II. QUESTÃO EM DISCUSSÃO
Há cinco questões em discussão: (i) definir se o labor exercido em atividades de higienização hospitalar caracteriza tempo especial pela exposição habitual e permanente a agentes biológicos; (ii) estabelecer se a eficácia do EPI, as alegadas irregularidades do PPP, a ausência de especificação dos agentes químicos e a inexistência de prévia fonte de custeio afastam o reconhecimento da especialidade; (iii) determinar se a DIB deve ser fixada na DER; (iv) definir a validade da tutela provisória concedida de ofício; e (v) verificar o interesse recursal do autor quanto à advertência referente ao Tema 692 do STJ.
III. RAZÕES DE DECIDIR
A atividade de higienização e limpeza de todas as unidades de estabelecimento hospitalar expõe o trabalhador, de forma habitual e permanente, a risco biológico superior ao suportado pela coletividade, sendo suficiente para o enquadramento como atividade especial.
A habitualidade e permanência da exposição não exigem contato contínuo durante toda a jornada, bastando que a exposição aos agentes nocivos seja inerente às atribuições ordinárias do cargo.
A indicação de uso de EPI não descaracteriza a especialidade da atividade exercida com exposição a agentes biológicos, por não eliminar integralmente o risco de contaminação.
A alegação de ausência de fonte de custeio não impede a concessão da aposentadoria especial, porquanto o benefício possui previsão constitucional e fonte de financiamento definida na legislação previdenciária.
A ausência de indicação contemporânea do responsável técnico pelos registros ambientais não compromete a validade do PPP, pois laudos extemporâneos conservam força probatória quando inexistente demonstração de alteração das condições ambientais de trabalho.
No caso concreto, o PPP apresentado no processo administrativo já instruía o requerimento administrativo, de modo que, não tendo o INSS oportunizado eventual complementação documental, os efeitos financeiros do benefício devem retroagir à DER, nos termos do Tema 1.124 do STJ.

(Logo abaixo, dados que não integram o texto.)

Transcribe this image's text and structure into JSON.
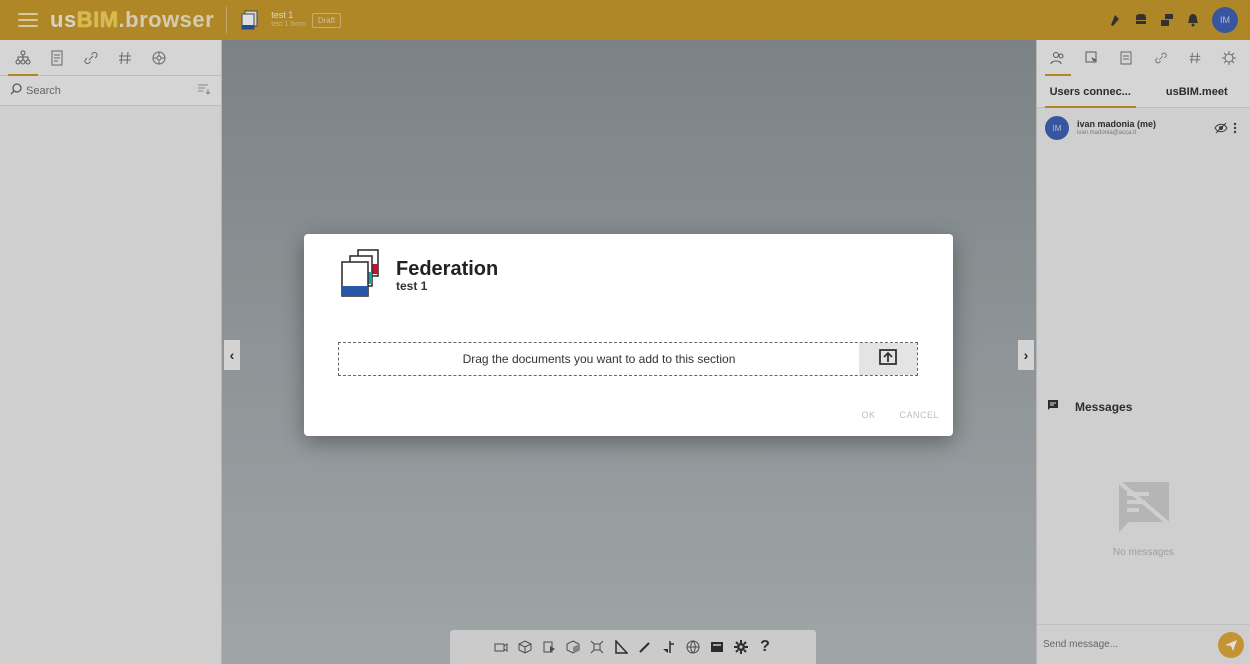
{
  "topbar": {
    "logo_part1": "us",
    "logo_part2": "BIM",
    "logo_part3": ".browser",
    "project_name": "test 1",
    "project_sub": "test 1 5mm",
    "draft_badge": "Draft",
    "user_initials": "IM",
    "icons": [
      "paint-icon",
      "database-icon",
      "layers-icon",
      "bell-icon"
    ]
  },
  "left_panel": {
    "tabs": [
      "hierarchy-icon",
      "document-icon",
      "link-icon",
      "hash-icon",
      "filter-icon"
    ],
    "search_placeholder": "Search"
  },
  "right_panel": {
    "tabs": [
      "users-icon",
      "cursor-icon",
      "document-icon",
      "link-icon",
      "hash-icon",
      "settings-icon"
    ],
    "subtabs": [
      "Users connec...",
      "usBIM.meet"
    ],
    "user": {
      "initials": "IM",
      "name": "ivan madonia (me)",
      "email": "ivan.madonia@acca.it"
    },
    "messages_title": "Messages",
    "no_messages": "No messages",
    "send_placeholder": "Send message..."
  },
  "dialog": {
    "title": "Federation",
    "subtitle": "test 1",
    "drop_text": "Drag the documents you want to add to this section",
    "ok_label": "OK",
    "cancel_label": "CANCEL"
  },
  "bottom_toolbar": {
    "icons": [
      "camera-icon",
      "cube-icon",
      "section-icon",
      "box-icon",
      "explode-icon",
      "measure-icon",
      "pen-icon",
      "annotate-icon",
      "globe-icon",
      "screenshot-icon",
      "gear-icon",
      "help-icon"
    ],
    "help_label": "?"
  },
  "colors": {
    "brand": "#c89a2c",
    "accent_blue": "#3f62b6",
    "send_orange": "#e0a83b"
  }
}
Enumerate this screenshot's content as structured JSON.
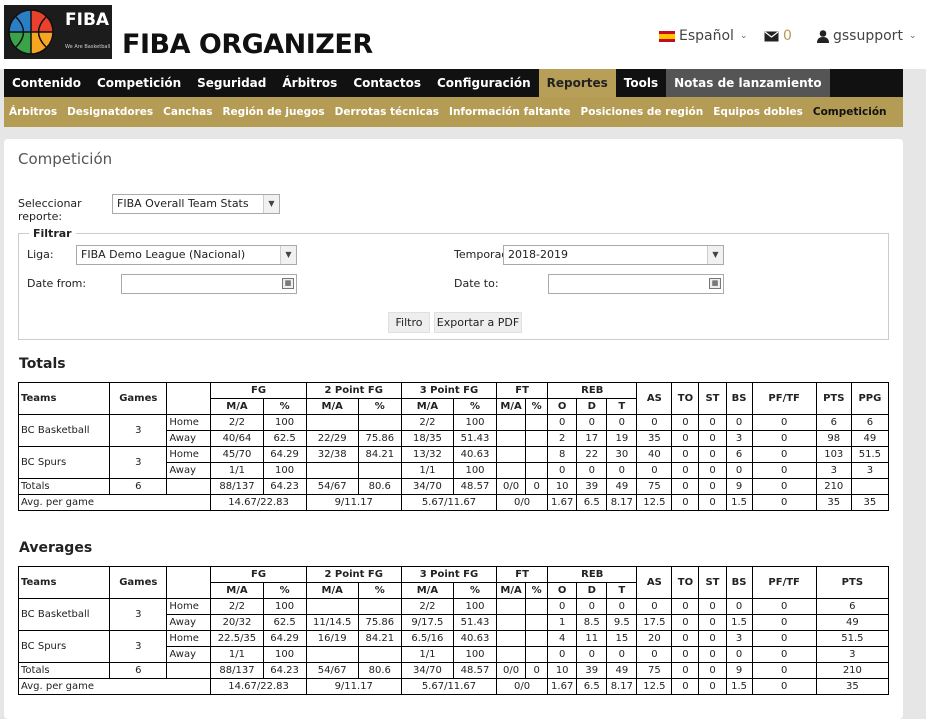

A tutela provisória não pode ser concedida de ofício quando não requerida pela parte, em respeito ao princípio da adstrição, sendo cabível a implantação do benefício apenas após o trânsito em julgado da decisão de procedência.
Inexiste interesse recursal quanto à advertência feita pelo juízo acerca do Tema 692 do STJ, por não ter sido determinada a devolução de quaisquer valores.
IV. DISPOSITIVO E TESE
Recurso do INSS desprovido. Recurso adesivo parcialmente provido.
Tese de julgamento:
O exercício de atividades de higienização em ambiente hospitalar caracteriza tempo especial quando demonstrada a exposição habitual e permanente a agentes biológicos.
A utilização de EPI não afasta o reconhecimento da especialidade decorrente da exposição a agentes biológicos.
A extemporaneidade do laudo técnico ou a indicação posterior do responsável técnico não invalidam o PPP na ausência de prova de alteração das condições ambientais de trabalho.
A aposentadoria especial pode ser concedida desde a DER quando o PPP já integrava o processo administrativo e o INSS deixou de oportunizar eventual complementação da instrução.
A concessão de tutela provisória depende de requerimento da parte, sendo vedada sua concessão de ofício em afronta ao princípio da adstrição.
Não há interesse recursal para impugnar mera advertência acerca da eventual devolução de valores quando inexistente determinação concreta nesse sentido.
ACÓRDÃO
Vistos e relatados estes autos em que são partes as acima indicadas, a Egrégia 1ª Turma Suplementar do Tribunal Regional Federal da 6ª Região decidiu, por unanimidade, NEGAR PROVIMENTO ao recurso do INSS e DAR PARCIAL PROVIMENTO ao recurso do AUTOR, nos termos do voto da relatora, nos termos do relatório, votos e notas de julgamento que ficam fazendo parte integrante do presente julgado.
Belo Horizonte, 24 de agosto de 2026.